Nana never cried. But that night she put her sad songs on the gramophone and she whispered those words in my ear.

“But come ye back when summer’s in the meadow… And I shall hear though soft you tread above me. And then my grave shall warmer, sweeter be. For you will bend and tell me that you love me. And I shall sleep in peace until you come to me. I love you, my dear boy.”

She said that Pop would always be with me, like that song. And so would she.

When people go away, you will still see them again, one day. One day, you will see your Nana again and then you can be with her forever and ever and you will never be alone. She will hold your hand as you walk down the street, singing together. And when you get home she will cuddle you on her lap by the fire and she will sing you one of her sad songs and whisper in your ear that she loves you and she will always love you.

She will always love you.

And you will be a man one day, and always love her.

And though she left me long, long ago, it is true.

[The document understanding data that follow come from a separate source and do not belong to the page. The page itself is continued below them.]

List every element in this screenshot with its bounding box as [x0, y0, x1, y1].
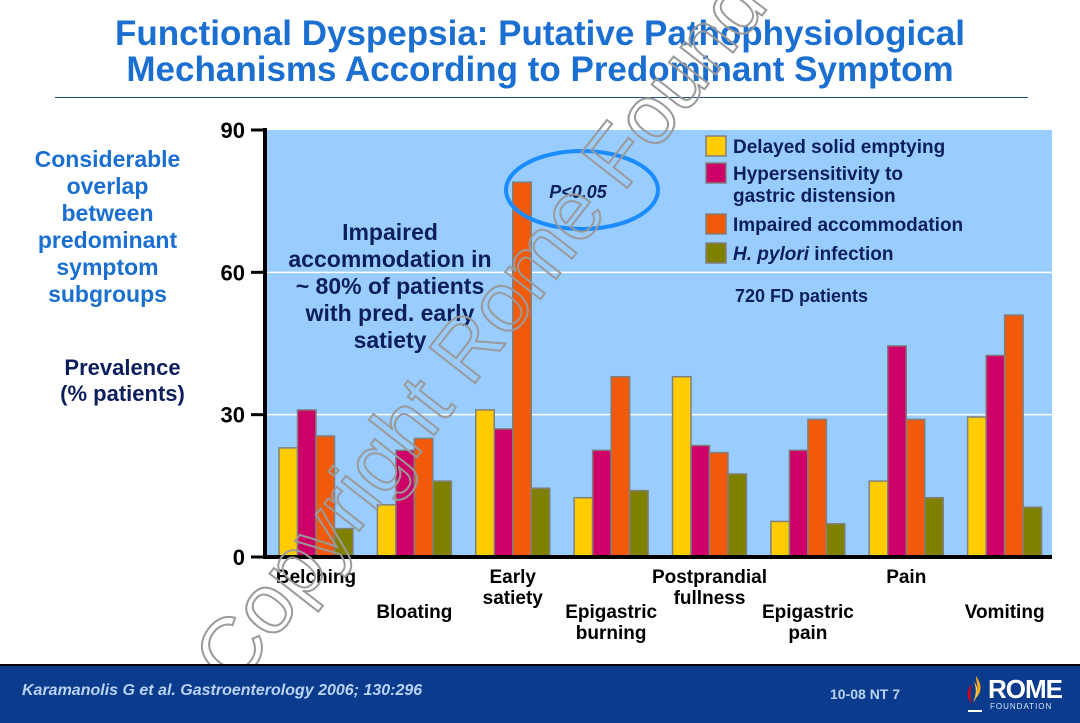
bar: [671, 375, 692, 558]
sample-size-label: 720 FD patients: [735, 286, 868, 306]
y-tick-label: 90: [221, 118, 245, 143]
citation: Karamanolis G et al. Gastroenterology 20…: [22, 682, 423, 699]
overlap-note-line: predominant: [37, 227, 178, 253]
x-tick-label: satiety: [483, 588, 544, 609]
logo-subtext: FOUNDATION: [990, 702, 1053, 711]
x-tick-label: pain: [788, 623, 827, 644]
bar: [924, 496, 944, 558]
bar: [530, 487, 551, 558]
bar: [770, 520, 791, 558]
overlap-note-line: subgroups: [48, 281, 167, 307]
rome-foundation-logo: ROME FOUNDATION: [962, 674, 1072, 716]
slide-title: Functional Dyspepsia: Putative Pathophys…: [0, 16, 1080, 88]
bar: [985, 354, 1006, 558]
y-tick-label: 30: [221, 403, 245, 428]
legend-swatch: [705, 162, 727, 184]
x-tick-label: Bloating: [376, 602, 452, 623]
callout-text: with pred. early: [305, 300, 475, 326]
bar: [868, 480, 889, 558]
legend-swatch: [705, 135, 727, 157]
y-tick-label: 60: [221, 260, 245, 285]
slide-code: 10-08 NT 7: [830, 686, 901, 702]
bar: [628, 489, 649, 558]
title-line-1: Functional Dyspepsia: Putative Pathophys…: [115, 14, 965, 53]
y-axis-label-line: (% patients): [60, 381, 185, 406]
bar: [905, 418, 926, 558]
bar: [493, 428, 514, 558]
bar: [966, 416, 987, 558]
callout-text: ~ 80% of patients: [296, 273, 485, 299]
legend-label: Delayed solid emptying: [733, 137, 945, 158]
bar: [690, 444, 711, 558]
overlap-note-line: symptom: [56, 254, 159, 280]
x-tick-label: fullness: [674, 588, 746, 609]
callout-text: Impaired: [342, 219, 438, 245]
logo-text: ROME: [988, 674, 1063, 704]
y-axis-label: Prevalence (% patients): [40, 355, 205, 407]
x-tick-label: Postprandial: [652, 567, 767, 588]
legend-label: H. pylori infection: [733, 244, 893, 265]
x-tick-label: Belching: [276, 567, 356, 588]
bar: [708, 451, 729, 558]
y-axis-label-line: Prevalence: [64, 355, 181, 380]
legend-swatch: [705, 242, 727, 264]
significance-ellipse: [504, 149, 660, 231]
bar: [432, 480, 453, 558]
x-tick-label: Early: [490, 567, 537, 588]
significance-label: P<0.05: [549, 182, 608, 202]
callout-text: satiety: [354, 327, 427, 353]
title-line-2: Mechanisms According to Predominant Symp…: [126, 50, 954, 89]
overlap-note-line: overlap: [66, 173, 149, 199]
bar: [573, 496, 594, 558]
overlap-note: Considerable overlap between predominant…: [10, 146, 205, 308]
x-tick-label: Epigastric: [565, 602, 657, 623]
legend-label: Hypersensitivity to: [733, 164, 903, 185]
x-tick-label: Pain: [886, 567, 926, 588]
bar: [825, 523, 846, 558]
x-tick-label: Vomiting: [965, 602, 1045, 623]
legend-label: gastric distension: [733, 186, 896, 207]
bar: [610, 375, 631, 558]
bar: [1022, 506, 1043, 558]
legend-label: Impaired accommodation: [733, 215, 963, 236]
bar: [807, 418, 828, 558]
overlap-note-line: between: [61, 200, 154, 226]
x-tick-label: burning: [576, 623, 647, 644]
x-tick-label: Epigastric: [762, 602, 854, 623]
bar-chart: 0306090BelchingBloatingEarlysatietyEpiga…: [174, 0, 1052, 664]
title-divider: [55, 97, 1028, 98]
bar: [788, 449, 809, 558]
bar: [591, 449, 612, 558]
flame-icon: [967, 676, 982, 712]
bar: [1003, 314, 1024, 558]
legend-swatch: [705, 213, 727, 235]
callout-text: accommodation in: [288, 246, 491, 272]
bar: [887, 345, 907, 558]
y-tick-label: 0: [233, 545, 245, 570]
overlap-note-line: Considerable: [34, 146, 181, 172]
bar: [727, 473, 748, 558]
bar: [475, 409, 495, 558]
footer-bar: Karamanolis G et al. Gastroenterology 20…: [0, 664, 1080, 723]
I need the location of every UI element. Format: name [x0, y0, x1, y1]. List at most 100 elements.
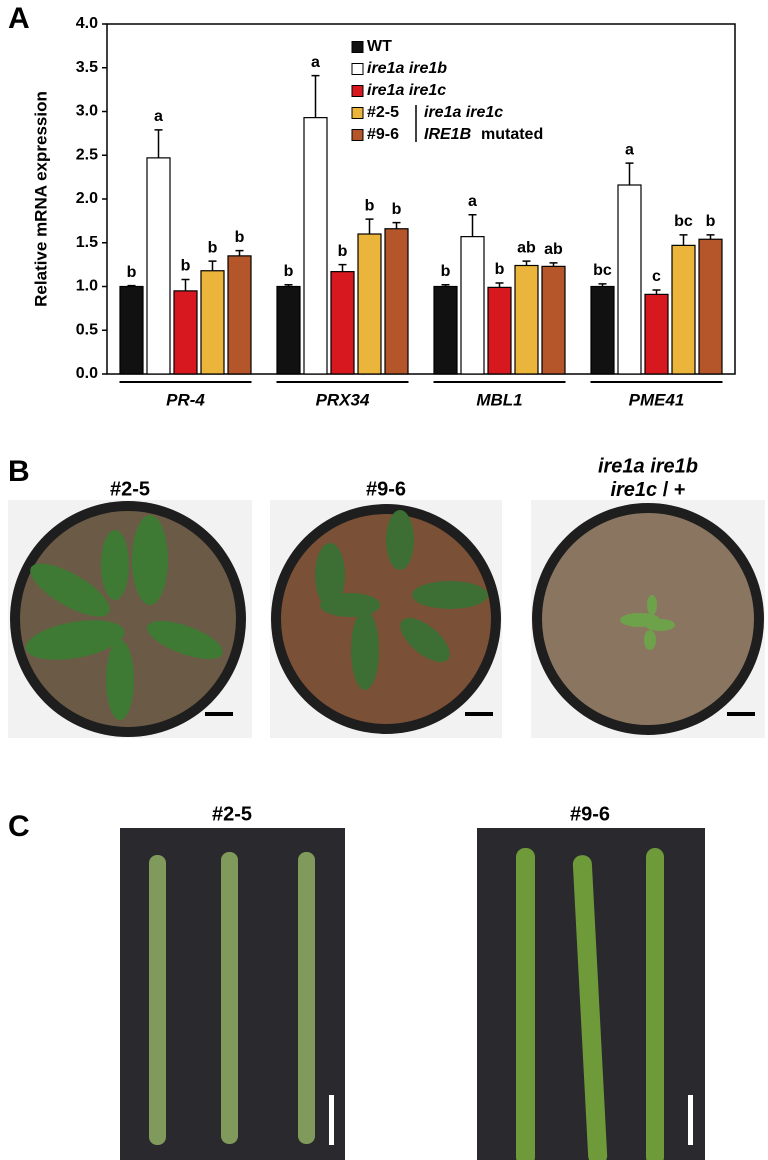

I will always love my Nana and sing her sad songs inside my heart until me meet again.

Help Me!

I ran to the phone box in my pajamas that dark, late night. It had been raining and my bare feet slipped on the wet leaves, fallen from the giant oak trees that leaned in towards me, waving their branches like the shackled arms of helpless ancient slaves.

Twice I fell and skinned my knees but I didn’t feel any pain at all. There wasn’t time to think about the grit in the bloody cuts.  There wasn’t time to think about why my sister wasn’t moving, lying back there on her bedroom floor where my Mum found her. There was only time to call for an ambulance from the pay phone.

The screams that night were different. They weren’t like the howls of the little girl who screamed in the attic, abandoned there by the gypsy people. That’s why I didn’t bury my head under the blanket and pray to God to make them stop.

Our Father which art in Heaven. Hallowed be thy name. Deliver us from evil.

For the love of God.

And then I knew it was my Mum. She was screaming for me to come and help her. She was sheltering my sister’s head in her arms, like she was a baby again. And I looked around the room to see if that evil thing was still there. The evil thing that had harmed my sister, the way she always said it would. The evil thing that could come into her head and tell her to kill herself. Or kill us all.

And when the woman answered the phone, I shouted in-between desperate breaths, “Help me! Please send an ambulance! Help me! I think my sister is dead.”

And the giant oak trees leaned further in as I ran back home.